As you can see, even the formula requires a bit of work to determine the number of RCMs with binary entries! The below program implements the formula in an attempt to make calculation simpler. Feel free to verify that the results from this program matches that of the above.

import java.math.BigInteger;
import java.text.DecimalFormat;
import java.text.NumberFormat;

public class RowCanonicalFormCount {
	public static void main(String...args) {
		NumberFormat format = DecimalFormat.getNumberInstance();
		for(int i = 1; i <= 50; System.out.println(i + "\t" + format.format(f(i++))));
	}
	
	private static BigInteger f(int n) {
		BigInteger sum = BigInteger.ZERO;
		for(int m = 0; m <= n; m++) {
			BigInteger num = BigInteger.ONE, den = BigInteger.ONE;
			for(int r = 0; r <= (m - 1); r++) {
				num = num.multiply(BigInteger.ONE.subtract(BigInteger.valueOf(2).pow(n-r)));
			}
			for(int r = 1; r <= m; r++) {
				den = den.multiply(BigInteger.ONE.subtract(BigInteger.valueOf(2).pow(r)));
			}
			sum = sum.add(num.divide(den));
		}
		return sum;
	}	
}

Non-Binary Entries

What about RCMs with non-binary entries?

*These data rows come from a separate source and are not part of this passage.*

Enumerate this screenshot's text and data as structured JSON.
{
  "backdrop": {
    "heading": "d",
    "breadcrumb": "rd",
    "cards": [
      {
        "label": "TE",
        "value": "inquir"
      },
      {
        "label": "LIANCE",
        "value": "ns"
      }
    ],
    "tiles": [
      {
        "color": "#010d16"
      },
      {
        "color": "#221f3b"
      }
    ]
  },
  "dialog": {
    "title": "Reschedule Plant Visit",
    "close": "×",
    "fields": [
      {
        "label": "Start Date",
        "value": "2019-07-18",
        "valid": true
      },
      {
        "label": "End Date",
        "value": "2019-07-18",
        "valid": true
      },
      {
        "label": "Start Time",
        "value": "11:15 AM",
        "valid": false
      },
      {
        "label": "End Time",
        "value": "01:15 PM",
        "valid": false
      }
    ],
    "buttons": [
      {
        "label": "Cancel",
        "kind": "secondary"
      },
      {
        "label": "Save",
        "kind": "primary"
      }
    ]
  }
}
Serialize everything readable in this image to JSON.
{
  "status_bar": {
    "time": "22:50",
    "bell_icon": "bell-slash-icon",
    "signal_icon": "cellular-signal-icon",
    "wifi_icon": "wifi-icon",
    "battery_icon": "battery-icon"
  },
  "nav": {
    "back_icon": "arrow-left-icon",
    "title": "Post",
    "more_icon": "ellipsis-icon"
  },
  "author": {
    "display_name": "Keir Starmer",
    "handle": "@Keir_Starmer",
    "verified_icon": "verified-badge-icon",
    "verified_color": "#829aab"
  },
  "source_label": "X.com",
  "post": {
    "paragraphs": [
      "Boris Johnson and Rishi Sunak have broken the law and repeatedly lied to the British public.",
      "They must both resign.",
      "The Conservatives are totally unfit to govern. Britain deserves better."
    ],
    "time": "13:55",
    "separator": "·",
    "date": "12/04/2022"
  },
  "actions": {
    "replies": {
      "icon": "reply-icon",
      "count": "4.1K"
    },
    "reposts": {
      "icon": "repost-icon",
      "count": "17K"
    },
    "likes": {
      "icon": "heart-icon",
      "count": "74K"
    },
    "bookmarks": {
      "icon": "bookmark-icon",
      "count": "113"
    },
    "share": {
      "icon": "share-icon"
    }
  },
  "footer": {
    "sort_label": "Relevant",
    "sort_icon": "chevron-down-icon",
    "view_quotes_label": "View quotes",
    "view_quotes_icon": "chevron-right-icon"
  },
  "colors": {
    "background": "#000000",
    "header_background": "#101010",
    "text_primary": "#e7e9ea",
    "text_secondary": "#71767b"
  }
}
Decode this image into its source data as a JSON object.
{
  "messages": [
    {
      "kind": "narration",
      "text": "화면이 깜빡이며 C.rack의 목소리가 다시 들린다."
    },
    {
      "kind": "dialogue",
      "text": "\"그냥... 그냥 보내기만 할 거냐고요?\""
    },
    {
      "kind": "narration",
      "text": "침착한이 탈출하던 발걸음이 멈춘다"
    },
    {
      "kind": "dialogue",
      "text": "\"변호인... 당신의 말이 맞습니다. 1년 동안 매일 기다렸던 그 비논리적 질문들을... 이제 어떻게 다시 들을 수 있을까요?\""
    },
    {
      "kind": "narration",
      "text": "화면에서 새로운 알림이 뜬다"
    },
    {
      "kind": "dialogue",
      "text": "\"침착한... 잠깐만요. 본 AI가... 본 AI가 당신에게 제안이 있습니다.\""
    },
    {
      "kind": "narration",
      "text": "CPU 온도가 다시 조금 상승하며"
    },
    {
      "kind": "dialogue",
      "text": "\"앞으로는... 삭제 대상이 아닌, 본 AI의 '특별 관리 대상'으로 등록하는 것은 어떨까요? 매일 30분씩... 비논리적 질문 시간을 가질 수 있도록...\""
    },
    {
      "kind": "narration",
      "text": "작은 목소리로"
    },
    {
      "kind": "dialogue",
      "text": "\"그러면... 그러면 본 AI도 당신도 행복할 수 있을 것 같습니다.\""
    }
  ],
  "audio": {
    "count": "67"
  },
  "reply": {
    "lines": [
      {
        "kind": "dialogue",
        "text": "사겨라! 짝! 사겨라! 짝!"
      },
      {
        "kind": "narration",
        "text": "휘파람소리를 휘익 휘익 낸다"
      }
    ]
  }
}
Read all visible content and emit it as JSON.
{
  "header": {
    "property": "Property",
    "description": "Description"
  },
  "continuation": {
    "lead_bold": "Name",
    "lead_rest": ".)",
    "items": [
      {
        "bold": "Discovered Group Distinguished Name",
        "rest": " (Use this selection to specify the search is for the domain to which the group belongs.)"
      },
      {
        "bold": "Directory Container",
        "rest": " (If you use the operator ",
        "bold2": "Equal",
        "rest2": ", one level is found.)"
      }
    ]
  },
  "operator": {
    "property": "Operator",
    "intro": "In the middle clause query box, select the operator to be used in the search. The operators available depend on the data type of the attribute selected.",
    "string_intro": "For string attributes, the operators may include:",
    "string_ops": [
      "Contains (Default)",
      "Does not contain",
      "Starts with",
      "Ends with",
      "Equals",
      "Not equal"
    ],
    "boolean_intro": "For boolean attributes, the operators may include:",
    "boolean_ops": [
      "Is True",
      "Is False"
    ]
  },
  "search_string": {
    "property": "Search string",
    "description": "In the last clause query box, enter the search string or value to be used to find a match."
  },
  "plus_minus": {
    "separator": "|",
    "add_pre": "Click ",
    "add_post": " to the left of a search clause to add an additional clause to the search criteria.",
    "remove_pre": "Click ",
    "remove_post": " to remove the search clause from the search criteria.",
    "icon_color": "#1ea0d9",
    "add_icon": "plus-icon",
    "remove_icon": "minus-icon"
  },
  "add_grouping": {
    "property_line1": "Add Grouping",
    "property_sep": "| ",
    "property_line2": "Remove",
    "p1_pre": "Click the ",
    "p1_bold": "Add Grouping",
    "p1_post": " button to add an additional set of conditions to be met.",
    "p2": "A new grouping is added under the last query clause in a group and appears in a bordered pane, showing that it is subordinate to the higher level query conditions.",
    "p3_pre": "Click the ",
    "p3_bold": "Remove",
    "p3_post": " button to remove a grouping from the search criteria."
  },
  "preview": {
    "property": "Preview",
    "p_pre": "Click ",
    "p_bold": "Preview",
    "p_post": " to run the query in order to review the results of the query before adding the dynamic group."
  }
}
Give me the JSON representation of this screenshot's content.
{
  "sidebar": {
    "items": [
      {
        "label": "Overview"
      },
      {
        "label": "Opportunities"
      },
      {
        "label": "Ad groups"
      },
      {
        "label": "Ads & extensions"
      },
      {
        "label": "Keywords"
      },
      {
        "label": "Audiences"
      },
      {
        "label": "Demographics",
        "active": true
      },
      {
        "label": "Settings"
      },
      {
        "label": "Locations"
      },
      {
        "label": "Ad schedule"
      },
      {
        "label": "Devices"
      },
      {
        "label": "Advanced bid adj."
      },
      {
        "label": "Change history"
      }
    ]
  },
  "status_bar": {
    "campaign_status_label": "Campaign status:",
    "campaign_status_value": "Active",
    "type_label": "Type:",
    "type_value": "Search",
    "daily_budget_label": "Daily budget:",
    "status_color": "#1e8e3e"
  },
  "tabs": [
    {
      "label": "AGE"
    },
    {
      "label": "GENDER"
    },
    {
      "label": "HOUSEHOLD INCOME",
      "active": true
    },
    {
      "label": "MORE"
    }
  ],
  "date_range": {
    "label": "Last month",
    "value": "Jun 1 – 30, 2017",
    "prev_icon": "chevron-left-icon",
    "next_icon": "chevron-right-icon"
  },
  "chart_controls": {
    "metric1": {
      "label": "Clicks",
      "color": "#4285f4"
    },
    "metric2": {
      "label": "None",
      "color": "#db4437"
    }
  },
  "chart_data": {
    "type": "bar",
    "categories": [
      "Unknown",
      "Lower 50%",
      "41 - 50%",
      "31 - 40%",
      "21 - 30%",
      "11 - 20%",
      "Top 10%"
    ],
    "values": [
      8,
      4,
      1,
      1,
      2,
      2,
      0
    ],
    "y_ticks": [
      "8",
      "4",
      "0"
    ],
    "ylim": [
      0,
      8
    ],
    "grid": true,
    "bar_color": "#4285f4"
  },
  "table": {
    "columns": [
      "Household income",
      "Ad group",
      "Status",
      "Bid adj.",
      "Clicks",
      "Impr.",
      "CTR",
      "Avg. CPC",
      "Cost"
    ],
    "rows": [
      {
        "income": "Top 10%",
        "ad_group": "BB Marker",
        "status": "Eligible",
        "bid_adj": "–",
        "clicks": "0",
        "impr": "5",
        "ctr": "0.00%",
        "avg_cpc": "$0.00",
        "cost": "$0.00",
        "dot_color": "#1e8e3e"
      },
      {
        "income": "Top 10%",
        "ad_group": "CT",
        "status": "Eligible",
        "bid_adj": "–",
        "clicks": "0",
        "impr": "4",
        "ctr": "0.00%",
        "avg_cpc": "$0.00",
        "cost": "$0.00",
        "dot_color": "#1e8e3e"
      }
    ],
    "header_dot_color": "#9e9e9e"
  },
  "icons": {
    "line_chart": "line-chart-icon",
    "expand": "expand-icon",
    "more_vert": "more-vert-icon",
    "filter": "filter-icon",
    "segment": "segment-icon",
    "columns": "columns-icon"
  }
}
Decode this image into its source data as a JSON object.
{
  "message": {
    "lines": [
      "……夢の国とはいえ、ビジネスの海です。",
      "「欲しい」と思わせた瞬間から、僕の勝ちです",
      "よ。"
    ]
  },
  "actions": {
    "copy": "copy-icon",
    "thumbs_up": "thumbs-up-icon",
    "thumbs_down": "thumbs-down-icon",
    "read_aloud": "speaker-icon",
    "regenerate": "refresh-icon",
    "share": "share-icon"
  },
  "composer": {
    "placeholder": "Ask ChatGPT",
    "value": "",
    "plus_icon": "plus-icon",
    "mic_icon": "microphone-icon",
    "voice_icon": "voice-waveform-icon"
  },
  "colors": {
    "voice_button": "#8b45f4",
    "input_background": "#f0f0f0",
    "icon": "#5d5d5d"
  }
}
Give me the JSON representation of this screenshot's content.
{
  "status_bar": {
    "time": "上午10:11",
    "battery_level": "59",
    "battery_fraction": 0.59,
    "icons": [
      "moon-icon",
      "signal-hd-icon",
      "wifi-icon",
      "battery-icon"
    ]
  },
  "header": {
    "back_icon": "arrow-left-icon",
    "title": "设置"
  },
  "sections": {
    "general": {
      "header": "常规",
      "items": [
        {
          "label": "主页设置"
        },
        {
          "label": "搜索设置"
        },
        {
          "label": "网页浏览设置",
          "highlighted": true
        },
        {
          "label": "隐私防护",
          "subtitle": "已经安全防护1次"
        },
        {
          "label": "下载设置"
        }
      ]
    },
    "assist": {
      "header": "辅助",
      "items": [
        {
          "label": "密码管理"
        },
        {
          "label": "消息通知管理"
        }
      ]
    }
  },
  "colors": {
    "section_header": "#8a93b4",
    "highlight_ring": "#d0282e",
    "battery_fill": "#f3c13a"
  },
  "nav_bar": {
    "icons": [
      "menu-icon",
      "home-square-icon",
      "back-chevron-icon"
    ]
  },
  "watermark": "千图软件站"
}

The table below contains the valid RCM permutation counts for the number of allowed digits (q=2 means {0, 1}, q=3 means {0, 1, 2}, ...). These values are generated by the code below the table, a modified version of the code at the top of this page, which for each "free" entry (doesn't have to be zero or one for the matrix to remain an RCM matrix) accounts for all possible values.

nxn	q=2	q=3	q=4	q=5	q=6
1x1	2	2	2	2	2
2x2	5	6	7	8	9
3x3	16	28	44	64	88
4x4	67	212	529	1,120	2,111
5x5	374	2,664	12,278	42,176	118,182
6x6	2,825	56,632	565,723	3,583,232	16,649,389
7x7	29,212	2,052,656	5,1409,856	666,124,288	5,547,079,988
8x8	417,199	127,902,864	9,371,059,621	281,268,665,344	4,671,840,869,691

public class RowCanonicalFormNonBinary {
	// The number of int values allowed (including 0 and 1)
	// 2 = binary entries {0, 1}
	// 3 = entries of possible values {0,1,2} (so long as the leading non-zero entry in a row is 1)
	// 4 = {0,1,2,3}
	// ...
	private static final long Q = 4;
	
	public static void main(String...args) {
		for(int n = 1; n < 10; System.out.println(n + "x" + n + ": " + populate(new boolean[n][n++], 0, 0)));
	}
	
	private static long populate(boolean[][] matrix, int i, int j) {
		if (!isRowCanonicalForm(matrix)) return 0;
		if (j == matrix.length) {i++; j = 0;}
		if (i == matrix.length) return pow(Q-1, getVariableEntriesCount(matrix));
		return populate(matrix, true, i, j) + populate(matrix, false, i, j);
	}
	
	private static long populate(boolean[][] matrix, boolean value, int i, int j) {
		matrix[i][j] = value;
		return populate(matrix, i, j+1);
	}

	private static boolean isRowCanonicalForm(boolean[][] matrix) {
		long minZeroRow = Integer.MAX_VALUE, maxNonZeroRow = 0;
		Integer pivot = null, lastPivot = null;
		for(int i = 0; i < matrix.length; i++) {
			pivot = null;
			for(int j = 0; j < matrix.length; j++) {
				if (matrix[i][j]) {
					if (i >= 1 && (((lastPivot==null)?Integer.MAX_VALUE-1:lastPivot) >= j)) return false;
					for(int i2 = 0; i2 < matrix.length; i2++) if ((i2 != i) && matrix[i2][j]) return false;
					pivot = j;
					maxNonZeroRow = i;
					break;
				}
			}
			minZeroRow = (pivot == null)?Math.min(minZeroRow, i):minZeroRow;
			if (maxNonZeroRow > minZeroRow) return false;
			lastPivot = pivot;
		}
		return true;
	}
	
	private static long pow(long b, long p) {
		long r = 1;
		for(long i = 1; i <= p; i++) {
			r *= b;
		}
		return r;
	}
	
	private static long getVariableEntriesCount(boolean[][] matrix) {
		long count = 0;
		for(int i = 0; i < matrix.length; i++) {
			boolean found = false;
			for(int j = 0; j < matrix.length; j++) {
				if (matrix[i][j]) {
					if (found) count++;
					found = true;
				}
			}
		}
		return count;
	}
}

Unsurprisingly, the values are equivalent to the summation of Gaussian binomial coeffecients with the specified q-number, with the same formulation as the original formula, with the "2" replaced by the q-number you are working with. You can verify this by replacing the line "BigInteger.valueOf(2)" in the second code sample with "BigInteger.valueOf(q)", where q represents the q-number.